可除了他以外,还有另外一个人脸色也变了,那就是生產主任刘志国。
不为別的什么,就因为昨天被陈守业踹的刘翠芬是他侄女。
虽然他也知道自家侄女有错在先,他也对徐富国的处理方式没啥意见。
但是没意见不代表他心里头对陈守业不记仇啊,他还没找这人的麻烦呢,现在你却告诉他厂里以后就得看这小逼崽子的脸色吃饭了,那你说他能乐意嘛!
可不乐意归不乐意,他总不能拿私人恩怨在会上说事。
而且宋建国就坐在他对面,刚刚他难看的脸色刘志国可是看得一清二楚,他眼珠子一转,突然就有了主意,
“咳咳,我半天没说话了,我也说下我的意见吧。”
徐富国还以为稳操胜券了,因为刘志国毕竟是车间主任,按照常理来看的话,他肯定是希望恢復生產的。
谁知道他这时居然提出了反对的意见,“厂长,咱们可都是老干部了,我觉得凡事还是不能太著急,毕竟现在找米下锅的厂子也不多,就这么一两个在这。”
“咱们不能光看见人家吃肉,就跟著凑上去吧,万一咱跟著一块挨打了咋办,我觉得还是有点太冒险了,要不我们再等等看呢?反正你都说关係已经跑通了,咱们晚吃一会也不算啥,你们说是吧?”
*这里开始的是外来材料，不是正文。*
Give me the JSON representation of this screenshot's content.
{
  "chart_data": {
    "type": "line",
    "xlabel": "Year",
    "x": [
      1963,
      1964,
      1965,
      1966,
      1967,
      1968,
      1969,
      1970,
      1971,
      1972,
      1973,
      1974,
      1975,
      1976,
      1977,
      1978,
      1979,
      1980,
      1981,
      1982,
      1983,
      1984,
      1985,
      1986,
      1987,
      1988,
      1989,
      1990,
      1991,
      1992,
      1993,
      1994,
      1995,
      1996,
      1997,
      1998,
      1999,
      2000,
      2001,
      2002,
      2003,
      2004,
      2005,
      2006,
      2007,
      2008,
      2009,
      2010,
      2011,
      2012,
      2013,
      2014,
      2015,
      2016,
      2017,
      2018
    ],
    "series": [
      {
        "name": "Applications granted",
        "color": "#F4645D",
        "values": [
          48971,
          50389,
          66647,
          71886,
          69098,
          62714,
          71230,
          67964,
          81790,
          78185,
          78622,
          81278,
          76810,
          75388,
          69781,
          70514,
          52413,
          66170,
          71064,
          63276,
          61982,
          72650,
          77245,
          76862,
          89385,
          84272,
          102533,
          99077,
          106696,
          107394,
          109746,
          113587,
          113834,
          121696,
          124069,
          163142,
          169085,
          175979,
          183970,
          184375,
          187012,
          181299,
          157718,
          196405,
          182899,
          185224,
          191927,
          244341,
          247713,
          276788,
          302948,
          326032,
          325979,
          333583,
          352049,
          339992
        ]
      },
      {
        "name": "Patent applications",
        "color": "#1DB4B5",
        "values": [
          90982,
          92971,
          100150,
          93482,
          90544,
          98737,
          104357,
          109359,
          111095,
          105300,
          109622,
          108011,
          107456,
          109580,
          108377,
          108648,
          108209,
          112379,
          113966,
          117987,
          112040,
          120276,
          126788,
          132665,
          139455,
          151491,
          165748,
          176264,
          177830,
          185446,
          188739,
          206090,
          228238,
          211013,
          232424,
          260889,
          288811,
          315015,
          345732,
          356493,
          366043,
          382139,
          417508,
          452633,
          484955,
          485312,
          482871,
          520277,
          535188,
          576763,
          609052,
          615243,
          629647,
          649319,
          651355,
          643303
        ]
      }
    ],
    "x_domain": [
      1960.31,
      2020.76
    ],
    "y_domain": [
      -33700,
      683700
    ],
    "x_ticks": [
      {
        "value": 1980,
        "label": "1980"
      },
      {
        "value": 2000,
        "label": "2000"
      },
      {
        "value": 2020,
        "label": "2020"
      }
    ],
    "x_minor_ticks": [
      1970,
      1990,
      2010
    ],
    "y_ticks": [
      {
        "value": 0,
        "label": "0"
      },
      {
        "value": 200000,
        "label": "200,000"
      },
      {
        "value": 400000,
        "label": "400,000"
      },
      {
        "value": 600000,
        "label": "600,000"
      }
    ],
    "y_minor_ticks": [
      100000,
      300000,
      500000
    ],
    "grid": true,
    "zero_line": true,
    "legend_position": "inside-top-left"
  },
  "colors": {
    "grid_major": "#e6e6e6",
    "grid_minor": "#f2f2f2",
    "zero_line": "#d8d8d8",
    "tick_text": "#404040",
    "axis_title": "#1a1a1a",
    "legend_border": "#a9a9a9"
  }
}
一见到又有人持反对意见了,于振海也是精神一阵,“我觉得老刘说的有点道理啊,老徐,你还是有点太著急了,要不再等等看嘛。”
张铁生有点不愿意了,“还等?你们说说咱们厂现在已经有多少个月没发工资了,现在马上就要入冬了,各家连个过冬的著落都没有,你们还想等?”
宋建国刚才听到刘志国突然表示反对的时候,眼睛一下子就亮了。
他也不知道刘志国为啥反对,他虽然知道昨天集市上打架的事,但是完全没往那个上想。
但是既然已经又有人表示反对了,他要是再不出声的话,那也只有三个人反对,这事最后也得成。
所以他仔细思索了一下,觉得机会已经摆在这了,再不说话就没机会了。
不过他也是有心眼的,也没当面表示反对徐富国的意见,而是顺著刘志国的话头说了起来,“老张,你別著急啊,咱该说不说的,老刘说的確实是有道理啊,要不咱再等等?”
高守义听到这话突然愣住了,“不是老宋,你这是啥意思?你刚刚不是表示同意的吗?”
宋建国摆了摆手,“哎呀,我能有啥意思啊,我不是说了吗,我就是觉得老刘说的有道理啊!”
段淑红立马跟著点头,“我也同意老刘的意见,方向確实没问题,但具体咱们还是得慎重一点,要不咱再等等?”
徐富国刚开始没想那么多,但是场面一下子就变了,稍微思索了一下,他心里还是有了点数,还是自己太著急了。
心里长长地嘆了一口气,现在场上四比三的局面,就算他这个当厂长的可以强行拍板,可底下有这么多人使绊子,这事也是干不成的。
明面上硬干肯定不成,不过他稍微思索了一下张铁生的话,心里还是有了主意,“行吧,既然反对的人这么多,那今天先到这吧,等过两天有空咱们再议如何。”
说完他就挥了挥手,示意先散会吧。
底下的几人互相看了一眼,既然厂长也已经表態了,他们也没好说的了。
眾人鱼贯而出,宋建国想了想,临走还不忘了冲徐富国点点头,“老徐,你別往心里去,我也是为了大家考虑,你放心,只要別人都同意,我绝对是没有反对意见的。”
徐富国没搭理他,宋建国自討了个没趣,只能心里冷哼了一声,赶紧追上了前面出门的刘志国。